Q: What type of cookies did Amy the Long Island Lolita pretend to sell before she shot Mary Jo Buttafucco?
A: Oreos, because she firmly believed in adding to Nabisco's bottom line. She didn't even sell them at a markup or anything.
Q: In 1857 what did Wild Bill Hickock fall off after he shot Jim Whoever?
A: His Harley. He was roaring off into the sunset with the O.K. Corrall chapter of the Hell's Angels and couldn't maintain his balance after he discharged his weapon.
Q. The people who came up with these questions are: a) Dildos b) Smoking crack c) The byproducts of incest d) Currently managing the Knicks
A. I'm sorry, this was a trick question. The answer is e) All of the above.
Kwame kept landing on "Pink" and getting asked entertainment questions that really only girls know (which is why it's pink) and I couldn't seem to escape brown, because the omniscient Trivial Pursuit Gods know that I know next to nothing about "Science and Nature." And the one topic I do know something about (the mating habits of the preying mantis) wasn't even one of the questions! Did you know that in order to initiate sex the female preying mantis rips off the head of the male preying mantis then proceeds to have sex with its writhing, decapitated body? Now be honest, isn't that just a little bit intruiging in its reverse gender animalistic barbarity? "I was only kidding about that, Your Honor."
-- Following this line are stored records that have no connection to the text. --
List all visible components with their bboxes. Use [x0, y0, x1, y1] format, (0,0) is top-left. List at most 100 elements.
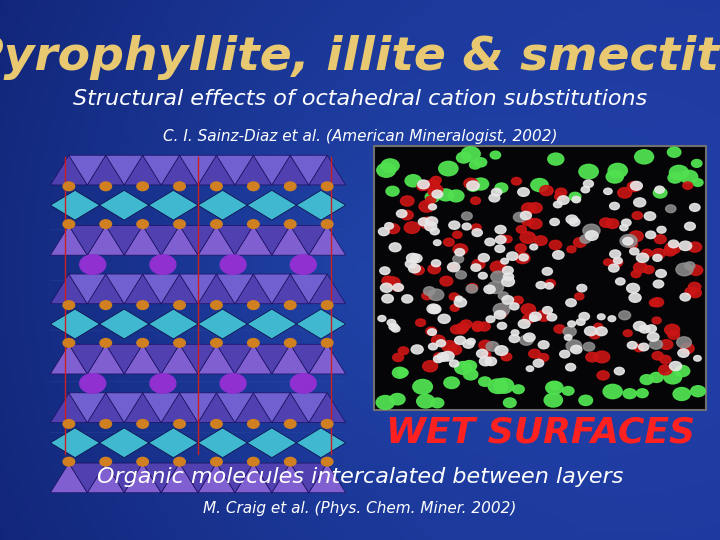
- Circle shape: [579, 313, 590, 320]
- Circle shape: [392, 353, 403, 361]
- Circle shape: [653, 280, 664, 288]
- Circle shape: [590, 331, 600, 339]
- Circle shape: [63, 301, 75, 309]
- Polygon shape: [235, 345, 272, 374]
- Circle shape: [606, 170, 624, 183]
- Circle shape: [563, 327, 576, 336]
- Polygon shape: [309, 345, 346, 374]
- Circle shape: [453, 244, 468, 255]
- Circle shape: [549, 240, 562, 249]
- Circle shape: [469, 161, 480, 169]
- Circle shape: [392, 367, 407, 378]
- Circle shape: [667, 147, 681, 157]
- Circle shape: [384, 222, 393, 229]
- Circle shape: [467, 339, 475, 345]
- Circle shape: [463, 340, 474, 348]
- Circle shape: [377, 163, 395, 177]
- Circle shape: [688, 242, 702, 252]
- Circle shape: [428, 343, 438, 350]
- Circle shape: [670, 361, 682, 370]
- Circle shape: [528, 349, 541, 358]
- Polygon shape: [87, 274, 124, 303]
- Circle shape: [647, 333, 659, 341]
- Polygon shape: [124, 156, 161, 185]
- Polygon shape: [309, 393, 346, 422]
- Circle shape: [583, 342, 595, 351]
- Polygon shape: [87, 463, 124, 492]
- Polygon shape: [198, 345, 235, 374]
- Polygon shape: [143, 274, 179, 303]
- Polygon shape: [272, 345, 309, 374]
- Circle shape: [507, 252, 518, 260]
- Circle shape: [457, 327, 467, 334]
- Circle shape: [462, 212, 472, 220]
- Circle shape: [654, 235, 666, 244]
- Polygon shape: [272, 463, 309, 492]
- Polygon shape: [69, 156, 106, 185]
- Polygon shape: [161, 393, 198, 422]
- Circle shape: [380, 283, 392, 292]
- Circle shape: [608, 316, 616, 321]
- Circle shape: [511, 330, 519, 335]
- Polygon shape: [143, 393, 179, 422]
- Polygon shape: [198, 156, 235, 185]
- Circle shape: [478, 254, 490, 262]
- Polygon shape: [198, 309, 247, 339]
- Polygon shape: [290, 393, 327, 422]
- Polygon shape: [50, 463, 87, 492]
- Circle shape: [612, 259, 623, 267]
- Circle shape: [623, 238, 633, 245]
- Circle shape: [431, 177, 441, 184]
- Circle shape: [455, 296, 463, 301]
- Polygon shape: [247, 309, 297, 339]
- Circle shape: [174, 220, 185, 228]
- Circle shape: [580, 235, 591, 243]
- Circle shape: [534, 236, 547, 245]
- Circle shape: [660, 355, 671, 364]
- Circle shape: [448, 345, 462, 355]
- Circle shape: [211, 420, 222, 428]
- Circle shape: [631, 181, 642, 190]
- Circle shape: [553, 251, 564, 259]
- Circle shape: [472, 323, 483, 332]
- Polygon shape: [235, 156, 272, 185]
- Circle shape: [600, 218, 612, 227]
- Circle shape: [211, 220, 222, 228]
- Circle shape: [472, 260, 485, 269]
- Circle shape: [653, 188, 667, 198]
- Circle shape: [583, 180, 593, 187]
- Circle shape: [494, 310, 505, 319]
- Circle shape: [554, 201, 562, 208]
- Polygon shape: [290, 345, 327, 374]
- Circle shape: [248, 182, 259, 191]
- Circle shape: [576, 319, 585, 325]
- Circle shape: [442, 341, 456, 352]
- Circle shape: [510, 303, 519, 310]
- Circle shape: [100, 220, 112, 228]
- Circle shape: [495, 225, 506, 234]
- Circle shape: [502, 295, 513, 304]
- Circle shape: [677, 337, 691, 348]
- Circle shape: [498, 310, 507, 318]
- Circle shape: [554, 325, 565, 333]
- Circle shape: [423, 361, 438, 372]
- Circle shape: [572, 197, 580, 202]
- Circle shape: [441, 352, 454, 361]
- Circle shape: [529, 315, 538, 321]
- Circle shape: [571, 345, 582, 354]
- Circle shape: [413, 380, 433, 394]
- Circle shape: [436, 340, 446, 347]
- Circle shape: [549, 382, 560, 390]
- Circle shape: [479, 340, 492, 350]
- Polygon shape: [50, 274, 87, 303]
- Polygon shape: [106, 156, 143, 185]
- Polygon shape: [149, 309, 198, 339]
- Circle shape: [472, 229, 482, 237]
- Circle shape: [137, 457, 148, 466]
- Polygon shape: [69, 393, 106, 422]
- Circle shape: [390, 243, 401, 252]
- Circle shape: [425, 222, 437, 231]
- Circle shape: [174, 457, 185, 466]
- Circle shape: [518, 188, 529, 197]
- Circle shape: [428, 265, 441, 274]
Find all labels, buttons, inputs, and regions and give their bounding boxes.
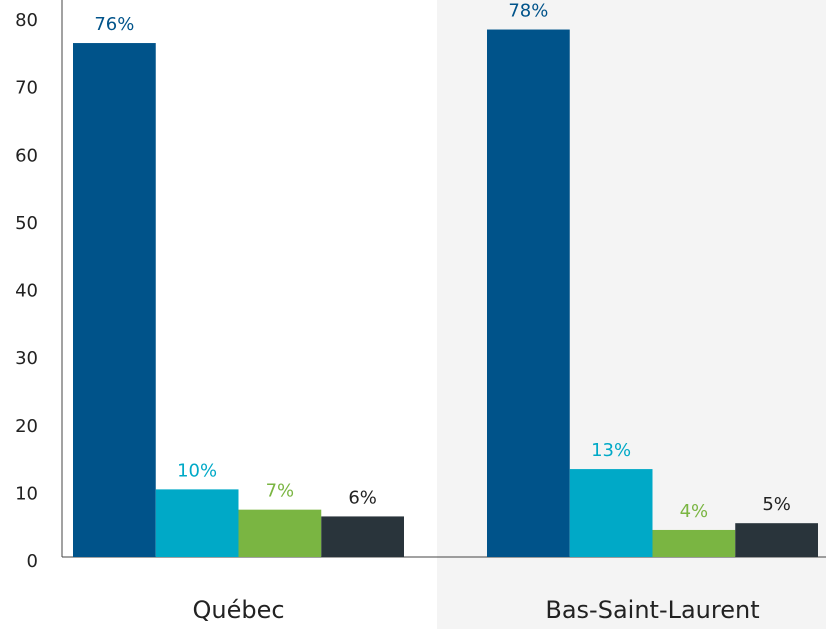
bar bbox=[487, 29, 570, 557]
y-tick-label: 80 bbox=[15, 10, 38, 31]
value-label: 10% bbox=[177, 460, 217, 481]
value-label: 76% bbox=[94, 14, 134, 35]
bar bbox=[321, 516, 404, 557]
y-tick-label: 30 bbox=[15, 348, 38, 369]
bar bbox=[238, 509, 322, 557]
bar bbox=[735, 523, 818, 557]
bar bbox=[155, 489, 239, 557]
y-tick-label: 10 bbox=[15, 483, 38, 504]
bar bbox=[73, 43, 156, 558]
x-tick-label: Québec bbox=[192, 596, 284, 624]
value-label: 5% bbox=[762, 494, 791, 515]
y-tick-label: 60 bbox=[15, 145, 38, 166]
value-label: 13% bbox=[591, 440, 631, 461]
value-label: 6% bbox=[348, 487, 377, 508]
value-label: 4% bbox=[680, 501, 709, 522]
bar bbox=[652, 529, 736, 557]
value-label: 7% bbox=[266, 481, 295, 502]
y-tick-label: 20 bbox=[15, 416, 38, 437]
y-tick-label: 40 bbox=[15, 281, 38, 302]
y-tick-label: 50 bbox=[15, 213, 38, 234]
y-tick-label: 70 bbox=[15, 78, 38, 99]
x-tick-label: Bas-Saint-Laurent bbox=[545, 596, 759, 624]
value-label: 78% bbox=[508, 1, 548, 22]
y-tick-label: 0 bbox=[27, 551, 38, 572]
bar bbox=[569, 469, 653, 557]
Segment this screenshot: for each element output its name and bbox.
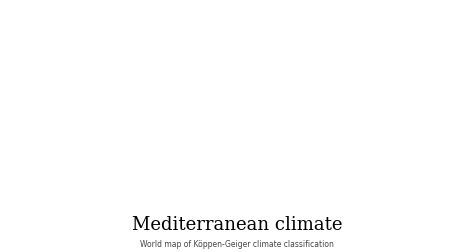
Text: World map of Köppen-Geiger climate classification: World map of Köppen-Geiger climate class… xyxy=(140,239,334,248)
Text: Mediterranean climate: Mediterranean climate xyxy=(132,215,342,233)
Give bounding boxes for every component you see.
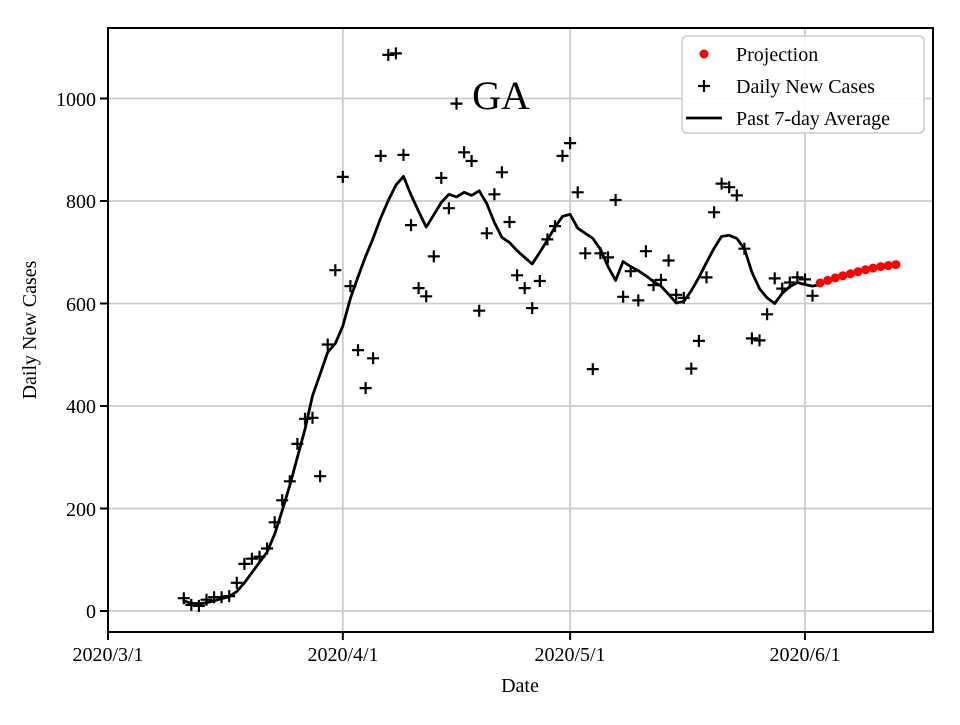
x-tick-label-2: 2020/5/1 (534, 644, 605, 666)
y-tick-label-5: 1000 (56, 89, 96, 111)
series-past-7-day-average (182, 175, 822, 606)
legend-projection-dot-icon (699, 49, 709, 59)
legend-plus-marker-icon (698, 80, 710, 92)
x-tick-label-1: 2020/4/1 (307, 644, 378, 666)
x-tick-labels: 2020/3/1 2020/4/1 2020/5/1 2020/6/1 (72, 644, 840, 666)
axis-ticks (100, 97, 806, 640)
y-axis-label: Daily New Cases (19, 260, 41, 399)
legend: Projection Daily New Cases Past 7-day Av… (681, 35, 925, 134)
legend-box (681, 35, 925, 134)
legend-label-past-7-day-average: Past 7-day Average (736, 108, 890, 130)
y-tick-label-0: 0 (86, 601, 96, 623)
plot-border (107, 27, 934, 633)
legend-label-daily-new-cases: Daily New Cases (736, 76, 875, 98)
series-projection (815, 260, 901, 288)
x-tick-label-0: 2020/3/1 (72, 644, 143, 666)
y-tick-labels: 0 200 400 600 800 1000 (56, 89, 96, 623)
x-tick-label-3: 2020/6/1 (769, 644, 840, 666)
chart-title: GA (472, 73, 530, 118)
y-tick-label-2: 400 (66, 396, 96, 418)
y-tick-label-3: 600 (66, 294, 96, 316)
x-axis-label: Date (501, 675, 539, 697)
y-tick-label-4: 800 (66, 191, 96, 213)
series-layer (177, 47, 901, 612)
legend-label-projection: Projection (736, 44, 818, 66)
series-daily-new-cases (177, 47, 819, 612)
y-tick-label-1: 200 (66, 499, 96, 521)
One week later edit: I totally forgot the best part of the night... after we were done the conversation degenerated into how funny it would be if we were to make a homemade trivial pursuit game with questions about our former coworkers like "Which employee once crashed a rental van during a business trip because she was engaged in coital relations with a beat writer?" or "Which PR employee has nailed 3 different women in the department?" or "Which former intern used to stare at Lani while scratching his balls eight times a day?"